My name is Sherry. I am here as a child of God to encourage, uplift, and share the joy of the Kingdom of God. I am not a counselor or doctor, nor am I a therapist. I am a believer in Jesus Christ, who has struggled in my walk and can relate to the emotional roller coaster ride. I have been through trials and tribulations in my life that God has brought me through. My faith in God has been tried many times, and I failed several times. However, with my father’s help, I was able to get back up and press on.

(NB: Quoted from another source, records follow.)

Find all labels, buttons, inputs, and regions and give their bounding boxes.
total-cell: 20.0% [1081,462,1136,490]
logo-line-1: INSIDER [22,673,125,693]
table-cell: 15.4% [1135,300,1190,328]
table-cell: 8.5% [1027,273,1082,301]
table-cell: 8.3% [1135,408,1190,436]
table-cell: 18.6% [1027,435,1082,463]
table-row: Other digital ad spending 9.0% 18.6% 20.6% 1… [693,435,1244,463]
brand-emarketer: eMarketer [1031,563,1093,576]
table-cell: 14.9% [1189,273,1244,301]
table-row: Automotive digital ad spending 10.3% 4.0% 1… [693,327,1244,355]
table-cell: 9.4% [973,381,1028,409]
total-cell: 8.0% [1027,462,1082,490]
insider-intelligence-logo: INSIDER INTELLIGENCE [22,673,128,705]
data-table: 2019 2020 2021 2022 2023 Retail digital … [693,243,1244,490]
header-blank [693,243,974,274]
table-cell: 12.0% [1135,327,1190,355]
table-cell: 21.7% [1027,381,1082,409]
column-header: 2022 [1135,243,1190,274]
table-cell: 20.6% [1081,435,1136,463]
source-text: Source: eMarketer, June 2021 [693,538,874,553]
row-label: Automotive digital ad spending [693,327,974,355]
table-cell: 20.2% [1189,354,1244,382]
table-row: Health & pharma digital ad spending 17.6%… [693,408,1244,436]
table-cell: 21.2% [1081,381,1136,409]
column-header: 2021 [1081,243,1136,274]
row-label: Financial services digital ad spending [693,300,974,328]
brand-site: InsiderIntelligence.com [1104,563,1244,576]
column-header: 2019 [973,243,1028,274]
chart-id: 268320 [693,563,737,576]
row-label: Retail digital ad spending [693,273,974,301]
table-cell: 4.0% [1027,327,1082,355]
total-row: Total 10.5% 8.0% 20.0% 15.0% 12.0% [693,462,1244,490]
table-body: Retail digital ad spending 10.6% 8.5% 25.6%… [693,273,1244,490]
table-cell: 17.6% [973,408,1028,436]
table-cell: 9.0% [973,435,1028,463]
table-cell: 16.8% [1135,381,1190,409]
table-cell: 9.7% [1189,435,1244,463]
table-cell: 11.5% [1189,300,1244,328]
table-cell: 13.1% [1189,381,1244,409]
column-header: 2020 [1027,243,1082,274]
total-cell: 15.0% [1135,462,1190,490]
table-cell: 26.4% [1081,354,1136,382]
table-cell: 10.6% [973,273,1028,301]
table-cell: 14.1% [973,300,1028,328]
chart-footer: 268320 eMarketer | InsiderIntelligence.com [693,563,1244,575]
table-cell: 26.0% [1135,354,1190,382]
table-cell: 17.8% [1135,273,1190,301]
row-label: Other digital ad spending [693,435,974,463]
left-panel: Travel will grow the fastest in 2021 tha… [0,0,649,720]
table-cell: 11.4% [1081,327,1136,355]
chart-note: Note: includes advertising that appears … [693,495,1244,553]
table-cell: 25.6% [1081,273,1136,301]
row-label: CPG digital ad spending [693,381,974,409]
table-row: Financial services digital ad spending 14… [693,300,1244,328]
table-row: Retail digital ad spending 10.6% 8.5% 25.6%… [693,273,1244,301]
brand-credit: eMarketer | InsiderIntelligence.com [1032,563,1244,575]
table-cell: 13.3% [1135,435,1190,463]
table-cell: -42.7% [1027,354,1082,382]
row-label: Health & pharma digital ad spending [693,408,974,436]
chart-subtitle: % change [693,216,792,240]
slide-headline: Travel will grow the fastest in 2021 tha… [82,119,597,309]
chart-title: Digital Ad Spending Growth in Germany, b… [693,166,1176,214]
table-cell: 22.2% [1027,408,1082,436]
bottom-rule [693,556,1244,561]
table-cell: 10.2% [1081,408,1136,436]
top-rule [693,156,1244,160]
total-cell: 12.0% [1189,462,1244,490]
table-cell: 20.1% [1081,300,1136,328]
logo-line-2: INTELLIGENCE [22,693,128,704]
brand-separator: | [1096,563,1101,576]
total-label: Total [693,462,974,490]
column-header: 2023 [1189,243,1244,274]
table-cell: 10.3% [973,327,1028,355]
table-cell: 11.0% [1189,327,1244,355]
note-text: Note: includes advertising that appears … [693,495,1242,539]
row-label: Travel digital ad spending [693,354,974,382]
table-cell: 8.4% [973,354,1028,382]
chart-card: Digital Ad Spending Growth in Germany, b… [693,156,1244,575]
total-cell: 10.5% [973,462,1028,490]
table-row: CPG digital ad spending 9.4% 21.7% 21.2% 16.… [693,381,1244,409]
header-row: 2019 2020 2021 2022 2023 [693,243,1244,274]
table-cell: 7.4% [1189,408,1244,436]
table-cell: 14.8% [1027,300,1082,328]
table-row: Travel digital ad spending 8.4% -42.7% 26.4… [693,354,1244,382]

My mother never wanted kids. She told me; she tried to abort me twice. She decided to tell me herself so nobody else would. God always had his hand on my life from the time I was in my mother’s womb. She had two kids by the age of eighteen. My grandmother introduced me to Jesus Christ at a tender age. I gave my life to Jesus Christ at an early age. When I was a teenager, I started to conform to worldly standards. I used to drink alcohol and smoke weed and I was a fornicator. I was in dangerous situations that could have turned deadly. I was raised in the church, but I was not taught about generational curses, spiritual warfare, nor how to effectively live by the principles, percepts, and rules of God’s Kingdom. The father called me back to him around the age of thirty-two. I was asleep and I heard the voice of God call my name. He touched me and my body moved. Within myself, I said I was going to die. I said God I am not ready; I am in sin. I asked if I should leave my apartment because someone was going to kick in my door. At the time certain activities were going on in the apartment complex.
I fell back to sleep and when I woke up in the morning, I said to myself I am still alive. I paused and said, God what is it? God knew that I would search for why he called my name and touched me. I shared with people about what happened to me searching for answers but what they shared with me did not make sense. I searched for a year. I was in college for my paralegal degree. I was sitting in the library and telling a classmate what had happened to me to a classmate. The young lady sitting next to my classmate started crying. I said I did not mean to offend you. She did not say a word. She opened her bible and pointed to 1 Samuel 3:4-8 for me to read. After I read the scriptures, she said God is calling you. I finally got my answer. I cried! I strive every day for mental and emotional wholeness with the Holy Spirit’s help. By no means am I perfect. I am a woman who loves the Lord. I understand what it is like to struggle spiritually, mentally, and emotionally. I have no magic potion that will bring anyone out of any trials or tribulations. I am here as an ambassador of Christ to share the love of the Father and to increase the Kingdom of God.
Stalking Jesus There is No Restraining Order was birth out because God told me that if I went back, I would not make it. I began going to church every Sunday. The bishop and pastor’s love for God was amazing to me and it drew me to want what they had. They had a relationship that I wanted. I wanted to be free in my mind, emotionally, and free from my past. I wanted a love that I did not get from home.
I had to grab ahold of God because I could not go back to doing what I was doing. In order, for me to not go back I had to pursue after Jesus (the word) and the kingdom of God. I began to study the word of God and prayed for hours for years. My older brother told me to study Psalms to learn how to love God and to study Proverbs to get wisdom on how to treat people. I study the book of Psalms to learn how to love and honor God. The more I spent in the word and time with God, my heart fell in love with who God is. I was stalking Jesus, God, and the mystery of his word. Jesus died for me, and he did not reject me. He did not push me away. I realize that Jesus’ arms are always open and that I can stalk him, and he will not file a restraining order, nor will he reject me. He wants me to search out God’s Kingdom because I am fearfully and wonderfully for God’s purpose. I am determined to get that abundant life that Jesus promised to me in John 10:10.
Have a blessed and prosperous day in the kingdom of God!